By David Blyweiss, M.D., Advanced Natural Wellness
January 1, 2018
- Did the AHA dietary guidelines get it wrong?
- The truth about vegetable oil
- Are low-fat dairy products and whole grains really heart healthy?
Several weeks ago the 52-year old President of the American Heart Association suffered a minor heart attack… right in the middle of the AHA’s 2017 scientific conference!
At the time I wondered whether he practiced all of the AHA’s dietary guidelines. And I realized that if he did, it’s no wonder that he would end up with heart problems.
While I agree that there are some healthy aspects to the recommendations – such as eating a wide variety of fruits, vegetables, nuts and legumes – there are several downsides.
Specifically, I disagree with the AHA’s suggestion to place an emphasis on whole grains, low-fat dairy products and non-tropical vegetable oils. (It’s also surprising that canned fruits and vegetables are on their “healthy list”. These products are typically loaded with sugar and sodium.)
The Truth about Vegetable Oil
Since the early 1900s our consumption of vegetable oil has increase in leaps and bounds. Our intake of soybean oil has jumped a whopping 116,300% and we’re eating 16,700% more canola oil.
As a matter of fact, it’s estimated that here in the U.S. we consume over 14 million metric tons of vegetable oil annually. That’s more than 30 billion pounds! The very last thing we need is to eat more of it.
That’s because the omega-6 fatty acids found in most vegetable oils cause inflammation. In particular excess omega-6 consumption creates a pro-inflammatory state that promotes LDL oxidation, arterial plaque, blood clots and narrowing of arteries. Those are not things you want if you plan on protecting your heart health.
So ditch the AHA’s oil recommendation and go for the one that has been proven, over and over again, to support (among other things) a healthier heart and cardiovascular system: Extra virgin olive oil.
It’s chock-full of natural antioxidants called polyphenols. These compounds can literally change the expression of genes that influence your risk of heart disease and plaque build-up in the arteries.
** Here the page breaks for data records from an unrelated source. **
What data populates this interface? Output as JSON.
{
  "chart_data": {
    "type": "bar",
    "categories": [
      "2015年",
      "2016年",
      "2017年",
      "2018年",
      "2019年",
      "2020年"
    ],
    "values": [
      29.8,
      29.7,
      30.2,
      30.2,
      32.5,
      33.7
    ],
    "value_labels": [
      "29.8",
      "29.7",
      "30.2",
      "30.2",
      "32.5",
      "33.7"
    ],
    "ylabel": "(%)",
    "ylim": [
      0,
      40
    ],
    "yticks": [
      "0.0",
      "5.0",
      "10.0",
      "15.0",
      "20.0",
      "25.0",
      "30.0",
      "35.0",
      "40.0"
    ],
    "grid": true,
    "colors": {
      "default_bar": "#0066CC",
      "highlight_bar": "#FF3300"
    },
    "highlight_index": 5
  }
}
What about Whole Grains and Dairy?
Commercial grains like wheat, oats and barley are nothing more than high carb foods loaded with inflammatory omega-6 fatty acids. In addition to high amounts of soybean and other commercial vegetable oils, most of them are weighed down with salt, sugar, corn starch and other added ingredients.
As you know, excess salt intake is bad for your blood pressure and cardiovascular system. But get this! The number one contributor of salt in our diet is bread. In most cases, a single slice of whole wheat bread contains 160 to 170 mg of sodium. (That’s about what you would find in a small bag of Lay’s potato chips.)
I also have to mention that today’s whole grains aren’t anything like nature intended. They’ve been scientifically engineered and hybridized. And most of them contain gluten. This protein often triggers inflammation – an underlying factor in the development of heart disease.
You’re better off sticking with grains that are anti-inflammatory, such as amaranth, millet, quinoa and buckwheat berries.
As far as dairy is concerned, you’ll find a lot of unhealthy sodium in products like low-fat cheese slices (up to about 250 mg of sodium for every 2/3 of an ounce), cottage cheese (a half cup can contain as much as 400 mg), cream cheese (2 tablespoons weighs in at with about 120 mg of sodium) and more.
Plus, dairy farmers normally feed cattle a genetically modified diet, consisting of large quantities of “round-up ready” soy and corn. These crops are loaded with a highly inflammatory poison called glyphosate, which is passed on to you when you drink cow’s milk or eat dairy products made from cow’s milk.
As a result, I highly recommend keeping dairy consumption to an absolute minimum. However, if you grew up drinking milk, chances are good it’s still a big part of your diet. And the idea of giving it up might be a little hard to swallow (no pun intended.)
In that case, try out some of the milk substitute products available today like almond, coconut or hemp milk.
Put these tips to good use. And remember! When eating it’s always best to stay as natural as you can.
A wide variety of fresh organic fruits and vegetables is always your best choice. Choose wild-caught fish over red meat whenever possible. Keep your animal proteins to about 15% of your diet. Drizzle everything with olive oil.
And on those occasions when you do choose a canned or packaged food, always check sodium and sugar content so that you can make an informed, heart-healthy choice.
Blasbalg TL, et al. Changes in consumption of omega-3 and omega-6 fatty acids in the United States during the 20th century. Am J Clin Nutr. 2011 May; 93(5): 950–962.
OECD-FAO Agricultural Outlook 2016-2025. Table A.12.2 – Vegetable oil projections: Consumption, food. Jul 2016.
Simopoulos AP. The importance of the ratio of omega-6/omega-3 essential fatty acids. Biomed Pharmacother. 2002 Oct;56(8):365-79.
- Konstantinidou, et al. In vivo nutrigenomic effects of virgin olive oil polyphenols within the frame of the Mediterranean diet: a randomized controlled trial. The FASEB Journal, 2010.